Durante o encontro, segundo dados divulgados pela CNA, foram relatadas as dificuldades enfrentadas pelos produtores para escoar a produção diante da redução das compras pelas empresas moageiras.
Com menos opções para comercialização, produtores têm recorrido a cerealistas e intermediários para vender as amêndoas. Em muitos casos, as negociações ocorrem por preços inferiores aos de mercado.
“Isso reduz o poder de negociação e pressiona a renda no campo”, explicou Rios.

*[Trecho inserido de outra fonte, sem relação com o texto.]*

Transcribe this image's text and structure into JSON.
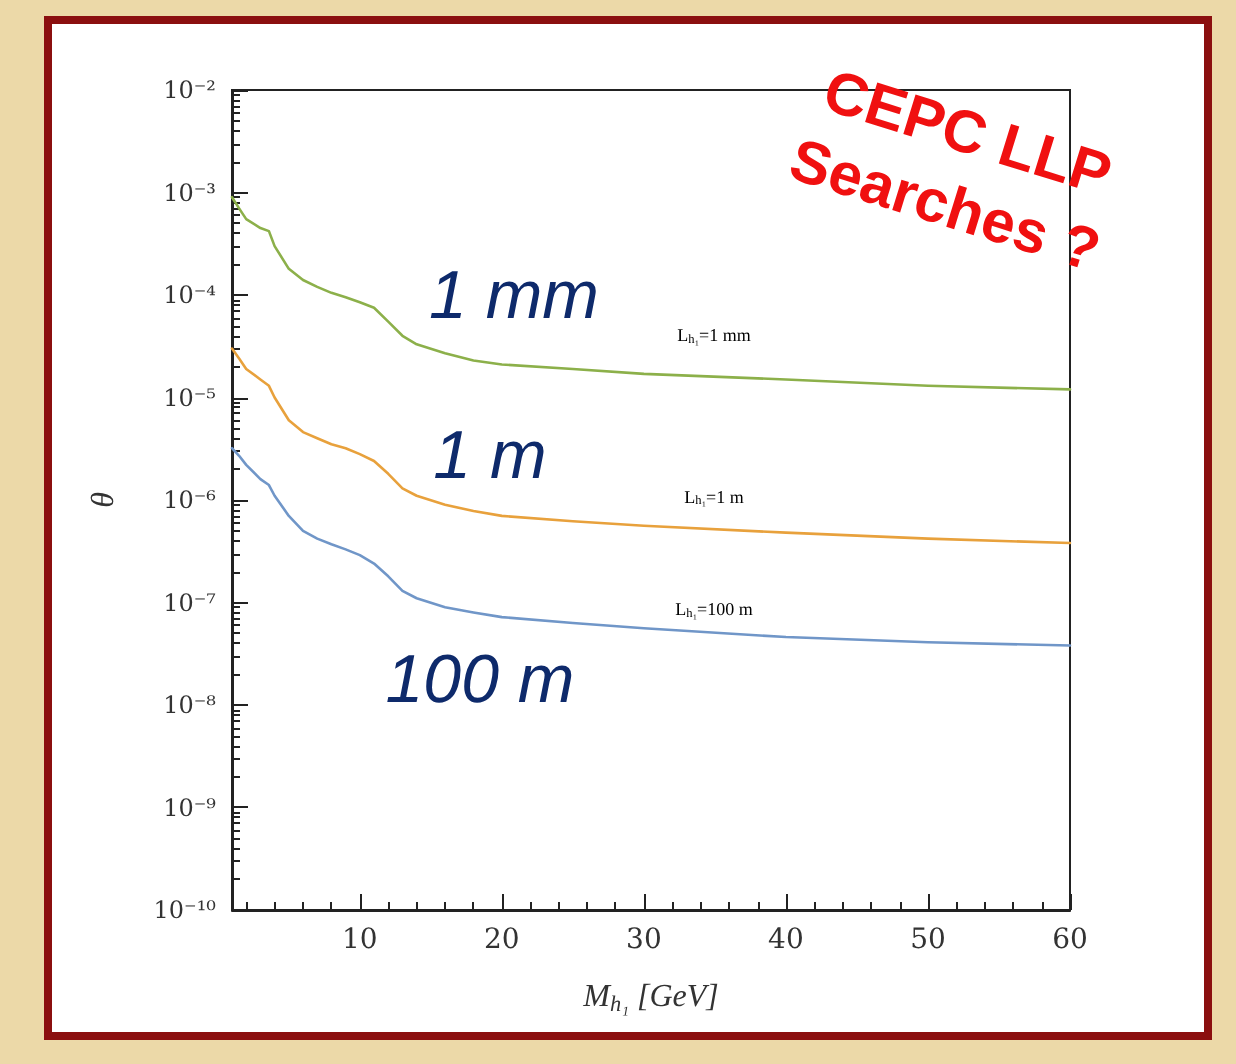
{
  "chart_data": {
    "type": "line",
    "x": [
      1,
      1.5,
      2,
      3,
      3.6,
      4,
      5,
      6,
      7,
      8,
      9,
      10,
      11,
      12,
      13,
      14,
      16,
      18,
      20,
      25,
      30,
      40,
      50,
      60
    ],
    "series": [
      {
        "color": "#8cb04a",
        "values": [
          0.0009,
          0.0007,
          0.00055,
          0.00045,
          0.00042,
          0.0003,
          0.00018,
          0.00014,
          0.00012,
          0.000105,
          9.5e-05,
          8.5e-05,
          7.5e-05,
          5.5e-05,
          4e-05,
          3.3e-05,
          2.7e-05,
          2.3e-05,
          2.1e-05,
          1.9e-05,
          1.7e-05,
          1.5e-05,
          1.3e-05,
          1.2e-05
        ]
      },
      {
        "color": "#e8a13c",
        "values": [
          3e-05,
          2.4e-05,
          1.9e-05,
          1.5e-05,
          1.3e-05,
          1e-05,
          6e-06,
          4.6e-06,
          4e-06,
          3.5e-06,
          3.2e-06,
          2.8e-06,
          2.4e-06,
          1.8e-06,
          1.3e-06,
          1.1e-06,
          9e-07,
          7.8e-07,
          7e-07,
          6.2e-07,
          5.6e-07,
          4.8e-07,
          4.2e-07,
          3.8e-07
        ]
      },
      {
        "color": "#7096c8",
        "values": [
          3.2e-06,
          2.7e-06,
          2.2e-06,
          1.6e-06,
          1.4e-06,
          1.1e-06,
          7e-07,
          5e-07,
          4.2e-07,
          3.7e-07,
          3.3e-07,
          2.9e-07,
          2.4e-07,
          1.8e-07,
          1.3e-07,
          1.1e-07,
          9e-08,
          8e-08,
          7.2e-08,
          6.3e-08,
          5.6e-08,
          4.6e-08,
          4.1e-08,
          3.8e-08
        ]
      }
    ],
    "xlabel": "M$_{h₁}$ [GeV]",
    "ylabel": "θ",
    "xlim": [
      1,
      60
    ],
    "xticks": [
      10,
      20,
      30,
      40,
      50,
      60
    ],
    "ylim": [
      1e-10,
      0.01
    ],
    "yticks": [
      {
        "value": 1e-10,
        "label": "10⁻¹⁰"
      },
      {
        "value": 1e-09,
        "label": "10⁻⁹"
      },
      {
        "value": 1e-08,
        "label": "10⁻⁸"
      },
      {
        "value": 1e-07,
        "label": "10⁻⁷"
      },
      {
        "value": 1e-06,
        "label": "10⁻⁶"
      },
      {
        "value": 1e-05,
        "label": "10⁻⁵"
      },
      {
        "value": 0.0001,
        "label": "10⁻⁴"
      },
      {
        "value": 0.001,
        "label": "10⁻³"
      },
      {
        "value": 0.01,
        "label": "10⁻²"
      }
    ],
    "log": "y",
    "grid": false,
    "marker": "none",
    "line_style": "solid",
    "annotations": [
      "L$_{h₁}$=1 mm",
      "L$_{h₁}$=1 m",
      "L$_{h₁}$=100 m",
      "1 mm",
      "1 m",
      "100 m",
      "CEPC LLP Searches ?"
    ]
  }
}
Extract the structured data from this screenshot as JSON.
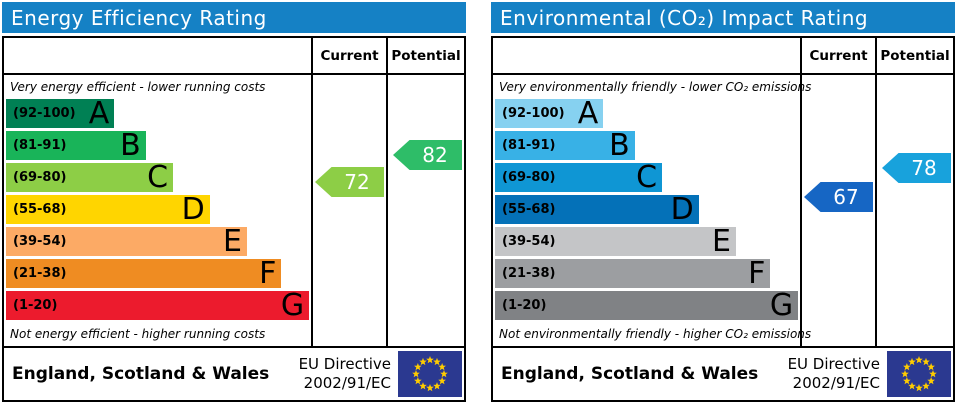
{
  "chart_data": [
    {
      "type": "bar",
      "title": "Energy Efficiency Rating",
      "columns": {
        "current": "Current",
        "potential": "Potential"
      },
      "top_caption": "Very energy efficient - lower running costs",
      "bottom_caption": "Not energy efficient - higher running costs",
      "bands": [
        {
          "letter": "A",
          "range": "(92-100)",
          "lo": 92,
          "hi": 100,
          "color": "#008054",
          "width_pct": 35.5
        },
        {
          "letter": "B",
          "range": "(81-91)",
          "lo": 81,
          "hi": 91,
          "color": "#19b459",
          "width_pct": 45.8
        },
        {
          "letter": "C",
          "range": "(69-80)",
          "lo": 69,
          "hi": 80,
          "color": "#8dce46",
          "width_pct": 54.8
        },
        {
          "letter": "D",
          "range": "(55-68)",
          "lo": 55,
          "hi": 68,
          "color": "#ffd500",
          "width_pct": 66.8
        },
        {
          "letter": "E",
          "range": "(39-54)",
          "lo": 39,
          "hi": 54,
          "color": "#fcaa65",
          "width_pct": 79.0
        },
        {
          "letter": "F",
          "range": "(21-38)",
          "lo": 21,
          "hi": 38,
          "color": "#ef8c22",
          "width_pct": 90.3
        },
        {
          "letter": "G",
          "range": "(1-20)",
          "lo": 1,
          "hi": 20,
          "color": "#ec1b2d",
          "width_pct": 99.4
        }
      ],
      "current": {
        "value": 72,
        "color": "#8dce46"
      },
      "potential": {
        "value": 82,
        "color": "#2ebd68"
      },
      "footer": {
        "region": "England, Scotland & Wales",
        "directive_line1": "EU Directive",
        "directive_line2": "2002/91/EC"
      }
    },
    {
      "type": "bar",
      "title": "Environmental (CO₂) Impact Rating",
      "columns": {
        "current": "Current",
        "potential": "Potential"
      },
      "top_caption": "Very environmentally friendly - lower CO₂ emissions",
      "bottom_caption": "Not environmentally friendly - higher CO₂ emissions",
      "bands": [
        {
          "letter": "A",
          "range": "(92-100)",
          "lo": 92,
          "hi": 100,
          "color": "#86d1f0",
          "width_pct": 35.5
        },
        {
          "letter": "B",
          "range": "(81-91)",
          "lo": 81,
          "hi": 91,
          "color": "#38b1e6",
          "width_pct": 45.8
        },
        {
          "letter": "C",
          "range": "(69-80)",
          "lo": 69,
          "hi": 80,
          "color": "#0f96d4",
          "width_pct": 54.8
        },
        {
          "letter": "D",
          "range": "(55-68)",
          "lo": 55,
          "hi": 68,
          "color": "#0471b8",
          "width_pct": 66.8
        },
        {
          "letter": "E",
          "range": "(39-54)",
          "lo": 39,
          "hi": 54,
          "color": "#c4c5c7",
          "width_pct": 79.0
        },
        {
          "letter": "F",
          "range": "(21-38)",
          "lo": 21,
          "hi": 38,
          "color": "#9c9ea1",
          "width_pct": 90.3
        },
        {
          "letter": "G",
          "range": "(1-20)",
          "lo": 1,
          "hi": 20,
          "color": "#808285",
          "width_pct": 99.4
        }
      ],
      "current": {
        "value": 67,
        "color": "#1666c4"
      },
      "potential": {
        "value": 78,
        "color": "#18a2dc"
      },
      "footer": {
        "region": "England, Scotland & Wales",
        "directive_line1": "EU Directive",
        "directive_line2": "2002/91/EC"
      }
    }
  ],
  "colors": {
    "title_bar": "#1581c5",
    "border": "#000000",
    "flag_blue": "#2b3990",
    "flag_star": "#ffcc00"
  }
}
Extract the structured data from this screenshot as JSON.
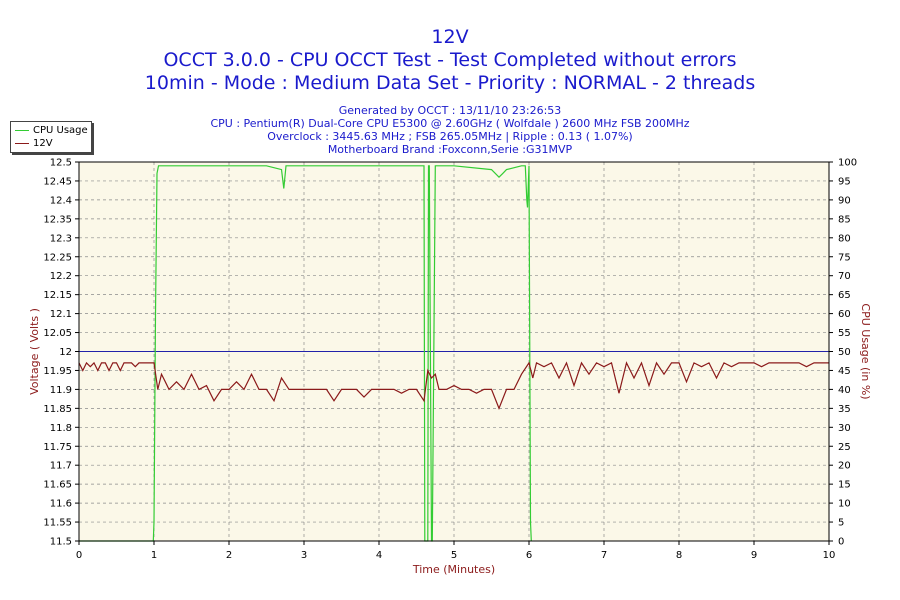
{
  "header": {
    "title": "12V",
    "subtitle": "OCCT 3.0.0 - CPU OCCT Test - Test Completed without errors",
    "subtitle2": "10min - Mode : Medium Data Set - Priority : NORMAL - 2 threads",
    "info": [
      "Generated by OCCT : 13/11/10 23:26:53",
      "CPU : Pentium(R) Dual-Core CPU E5300 @ 2.60GHz ( Wolfdale ) 2600 MHz FSB 200MHz",
      "Overclock : 3445.63 MHz ; FSB 265.05MHz | Ripple : 0.13 ( 1.07%)",
      "Motherboard Brand :Foxconn,Serie :G31MVP"
    ]
  },
  "legend": {
    "items": [
      {
        "label": "CPU Usage",
        "color": "#33cc33"
      },
      {
        "label": "12V",
        "color": "#8b1a1a"
      }
    ]
  },
  "colors": {
    "plot_bg": "#fbf8e8",
    "grid": "#8a8a8a",
    "axis_text": "#000000",
    "axis_label": "#8b1a1a",
    "cpu_line": "#33cc33",
    "voltage_line": "#8b1a1a",
    "reference_line": "#2222aa"
  },
  "chart_data": {
    "type": "line",
    "xlabel": "Time (Minutes)",
    "ylabel": "Voltage ( Volts )",
    "y2label": "CPU Usage (in %)",
    "xlim": [
      0,
      10
    ],
    "ylim": [
      11.5,
      12.5
    ],
    "y2lim": [
      0,
      100
    ],
    "xticks": [
      0,
      1,
      2,
      3,
      4,
      5,
      6,
      7,
      8,
      9,
      10
    ],
    "yticks": [
      11.5,
      11.55,
      11.6,
      11.65,
      11.7,
      11.75,
      11.8,
      11.85,
      11.9,
      11.95,
      12,
      12.05,
      12.1,
      12.15,
      12.2,
      12.25,
      12.3,
      12.35,
      12.4,
      12.45,
      12.5
    ],
    "ytick_labels": [
      "11.5",
      "11.55",
      "11.6",
      "11.65",
      "11.7",
      "11.75",
      "11.8",
      "11.85",
      "11.9",
      "11.95",
      "12",
      "12.05",
      "12.1",
      "12.15",
      "12.2",
      "12.25",
      "12.3",
      "12.35",
      "12.4",
      "12.45",
      "12.5"
    ],
    "y2ticks": [
      0,
      5,
      10,
      15,
      20,
      25,
      30,
      35,
      40,
      45,
      50,
      55,
      60,
      65,
      70,
      75,
      80,
      85,
      90,
      95,
      100
    ],
    "grid": true,
    "legend_position": "top-left",
    "reference_line": {
      "y": 12.0
    },
    "series": [
      {
        "name": "CPU Usage",
        "axis": "right",
        "x": [
          0,
          0.99,
          1.0,
          1.02,
          1.04,
          1.06,
          1.1,
          1.5,
          2.0,
          2.5,
          2.7,
          2.73,
          2.76,
          2.8,
          3.5,
          4.0,
          4.6,
          4.61,
          4.65,
          4.66,
          4.67,
          4.7,
          4.71,
          4.75,
          5.0,
          5.5,
          5.6,
          5.65,
          5.7,
          5.9,
          5.95,
          5.97,
          5.98,
          6.0,
          6.02,
          6.03
        ],
        "values": [
          0,
          0,
          5,
          60,
          97,
          99,
          99,
          99,
          99,
          99,
          98,
          93,
          99,
          99,
          99,
          99,
          99,
          0,
          0,
          99,
          99,
          0,
          0,
          99,
          99,
          98,
          96,
          97,
          98,
          99,
          99,
          90,
          88,
          99,
          5,
          0
        ]
      },
      {
        "name": "12V",
        "axis": "left",
        "x": [
          0,
          0.05,
          0.1,
          0.15,
          0.2,
          0.25,
          0.3,
          0.35,
          0.4,
          0.45,
          0.5,
          0.55,
          0.6,
          0.65,
          0.7,
          0.75,
          0.8,
          0.85,
          0.9,
          0.95,
          1.0,
          1.05,
          1.1,
          1.15,
          1.2,
          1.3,
          1.4,
          1.5,
          1.6,
          1.7,
          1.8,
          1.9,
          2.0,
          2.1,
          2.2,
          2.3,
          2.4,
          2.5,
          2.6,
          2.7,
          2.8,
          2.9,
          3.0,
          3.1,
          3.2,
          3.3,
          3.4,
          3.5,
          3.6,
          3.7,
          3.8,
          3.9,
          4.0,
          4.1,
          4.2,
          4.3,
          4.4,
          4.5,
          4.6,
          4.65,
          4.7,
          4.75,
          4.8,
          4.9,
          5.0,
          5.1,
          5.2,
          5.3,
          5.4,
          5.5,
          5.6,
          5.7,
          5.8,
          5.9,
          6.0,
          6.05,
          6.1,
          6.2,
          6.3,
          6.4,
          6.5,
          6.6,
          6.7,
          6.8,
          6.9,
          7.0,
          7.1,
          7.2,
          7.3,
          7.4,
          7.5,
          7.6,
          7.7,
          7.8,
          7.9,
          8.0,
          8.1,
          8.2,
          8.3,
          8.4,
          8.5,
          8.6,
          8.7,
          8.8,
          8.9,
          9.0,
          9.1,
          9.2,
          9.3,
          9.4,
          9.5,
          9.6,
          9.7,
          9.8,
          9.9,
          10.0
        ],
        "values": [
          11.97,
          11.95,
          11.97,
          11.96,
          11.97,
          11.95,
          11.97,
          11.97,
          11.95,
          11.97,
          11.97,
          11.95,
          11.97,
          11.97,
          11.97,
          11.96,
          11.97,
          11.97,
          11.97,
          11.97,
          11.97,
          11.9,
          11.94,
          11.92,
          11.9,
          11.92,
          11.9,
          11.94,
          11.9,
          11.91,
          11.87,
          11.9,
          11.9,
          11.92,
          11.9,
          11.94,
          11.9,
          11.9,
          11.87,
          11.93,
          11.9,
          11.9,
          11.9,
          11.9,
          11.9,
          11.9,
          11.87,
          11.9,
          11.9,
          11.9,
          11.88,
          11.9,
          11.9,
          11.9,
          11.9,
          11.89,
          11.9,
          11.9,
          11.87,
          11.95,
          11.93,
          11.94,
          11.9,
          11.9,
          11.91,
          11.9,
          11.9,
          11.89,
          11.9,
          11.9,
          11.85,
          11.9,
          11.9,
          11.94,
          11.97,
          11.93,
          11.97,
          11.96,
          11.97,
          11.93,
          11.97,
          11.91,
          11.97,
          11.94,
          11.97,
          11.96,
          11.97,
          11.89,
          11.97,
          11.93,
          11.97,
          11.91,
          11.97,
          11.94,
          11.97,
          11.97,
          11.92,
          11.97,
          11.96,
          11.97,
          11.93,
          11.97,
          11.96,
          11.97,
          11.97,
          11.97,
          11.96,
          11.97,
          11.97,
          11.97,
          11.97,
          11.97,
          11.96,
          11.97,
          11.97,
          11.97
        ]
      }
    ]
  }
}
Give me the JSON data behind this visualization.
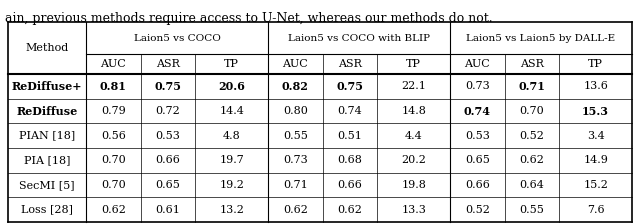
{
  "col_groups": [
    "Laion5 vs COCO",
    "Laion5 vs COCO with BLIP",
    "Laion5 vs Laion5 by DALL-E"
  ],
  "sub_cols": [
    "AUC",
    "ASR",
    "TP"
  ],
  "methods": [
    "Loss [28]",
    "SecMI [5]",
    "PIA [18]",
    "PIAN [18]",
    "ReDiffuse",
    "ReDiffuse+"
  ],
  "methods_bold": [
    false,
    false,
    false,
    false,
    true,
    true
  ],
  "methods_smallcaps": [
    false,
    false,
    false,
    false,
    true,
    true
  ],
  "data": [
    [
      "0.62",
      "0.61",
      "13.2",
      "0.62",
      "0.62",
      "13.3",
      "0.52",
      "0.55",
      "7.6"
    ],
    [
      "0.70",
      "0.65",
      "19.2",
      "0.71",
      "0.66",
      "19.8",
      "0.66",
      "0.64",
      "15.2"
    ],
    [
      "0.70",
      "0.66",
      "19.7",
      "0.73",
      "0.68",
      "20.2",
      "0.65",
      "0.62",
      "14.9"
    ],
    [
      "0.56",
      "0.53",
      "4.8",
      "0.55",
      "0.51",
      "4.4",
      "0.53",
      "0.52",
      "3.4"
    ],
    [
      "0.79",
      "0.72",
      "14.4",
      "0.80",
      "0.74",
      "14.8",
      "0.74",
      "0.70",
      "15.3"
    ],
    [
      "0.81",
      "0.75",
      "20.6",
      "0.82",
      "0.75",
      "22.1",
      "0.73",
      "0.71",
      "13.6"
    ]
  ],
  "bold_cells": [
    [
      false,
      false,
      false,
      false,
      false,
      false,
      false,
      false,
      false
    ],
    [
      false,
      false,
      false,
      false,
      false,
      false,
      false,
      false,
      false
    ],
    [
      false,
      false,
      false,
      false,
      false,
      false,
      false,
      false,
      false
    ],
    [
      false,
      false,
      false,
      false,
      false,
      false,
      false,
      false,
      false
    ],
    [
      false,
      false,
      false,
      false,
      false,
      false,
      true,
      false,
      true
    ],
    [
      true,
      true,
      true,
      true,
      true,
      false,
      false,
      true,
      false
    ]
  ],
  "caption_text": "ain, previous methods require access to U-Net, whereas our methods do not.",
  "caption_fontsize": 9.0,
  "font_size": 8.0,
  "header_font_size": 8.0,
  "background_color": "#ffffff"
}
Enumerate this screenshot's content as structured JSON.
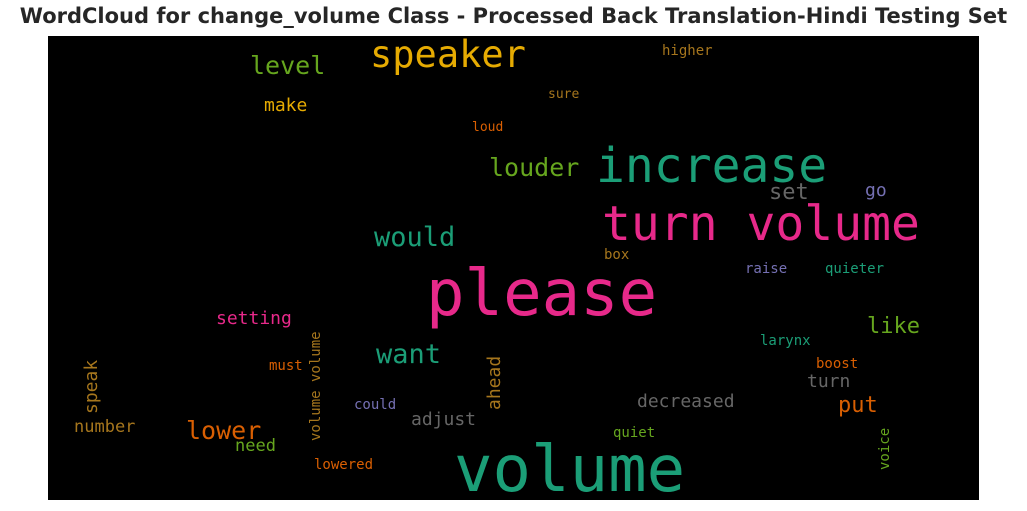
{
  "title": "WordCloud for change_volume Class - Processed Back Translation-Hindi Testing Set",
  "colors": {
    "teal": "#1b9e77",
    "pink": "#e7298a",
    "orange": "#d95f02",
    "gold": "#e6ab02",
    "green": "#66a61e",
    "brown": "#a6761d",
    "gray": "#666666",
    "purple": "#7570b3"
  },
  "words": {
    "speaker": "speaker",
    "level": "level",
    "make": "make",
    "higher": "higher",
    "sure": "sure",
    "loud": "loud",
    "louder": "louder",
    "increase": "increase",
    "set": "set",
    "go": "go",
    "turn_volume": "turn volume",
    "would": "would",
    "box": "box",
    "raise": "raise",
    "quieter": "quieter",
    "please": "please",
    "setting": "setting",
    "like": "like",
    "larynx": "larynx",
    "want": "want",
    "speak": "speak",
    "must": "must",
    "volume_volume": "volume volume",
    "ahead": "ahead",
    "boost": "boost",
    "turn": "turn",
    "decreased": "decreased",
    "put": "put",
    "could": "could",
    "adjust": "adjust",
    "number": "number",
    "lower": "lower",
    "quiet": "quiet",
    "need": "need",
    "voice": "voice",
    "lowered": "lowered",
    "volume": "volume"
  }
}
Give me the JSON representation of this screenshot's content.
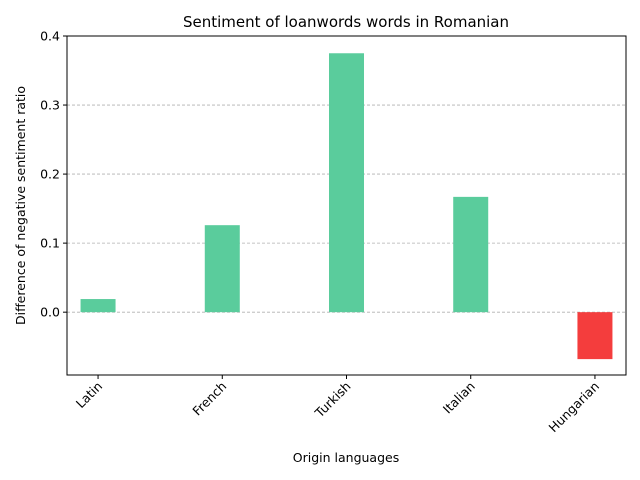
{
  "chart_data": {
    "type": "bar",
    "title": "Sentiment of loanwords words in Romanian",
    "xlabel": "Origin languages",
    "ylabel": "Difference of negative sentiment ratio",
    "categories": [
      "Latin",
      "French",
      "Turkish",
      "Italian",
      "Hungarian"
    ],
    "values": [
      0.019,
      0.126,
      0.375,
      0.167,
      -0.068
    ],
    "ylim": [
      -0.091,
      0.4
    ],
    "yticks": [
      0.0,
      0.1,
      0.2,
      0.3,
      0.4
    ],
    "ytick_labels": [
      "0.0",
      "0.1",
      "0.2",
      "0.3",
      "0.4"
    ],
    "grid": "horizontal dashed",
    "colors": {
      "positive": "#5ACC9C",
      "negative": "#F43D3D",
      "grid": "#b0b0b0",
      "axis": "#000000"
    }
  }
}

Diante desse cenário, o coordenador destacou a necessidade de ampliar as alternativas disponíveis aos produtores de cacau, tanto para a comercialização quanto para a armazenagem da produção.
Segundo dados divulgados pela CNA, durante a reunião também foram discutidas alternativas para criar novos meios de comercialização. Entre as possibilidades está a Aquisição do Governo Federal (AGF).
Os participantes também avaliaram instrumentos de crédito rural que possam oferecer suporte aos produtores diante das condições atuais do mercado.
Para a CNA, a busca por alternativas passa pela compreensão dos fatores que levaram à suspensão das compras pelas empresas moageiras e pela criação de canais que permitam aos produtores comercializar a produção em condições mais favoráveis.
“É preciso entender o que levou à suspensão das compras e, paralelamente, buscar alternativas que garantam canais de comercialização e melhores condições para o produtor, evitando que ele fique pressionado a vender a produção a preços desfavoráveis”, afirmou Guilherme Rios.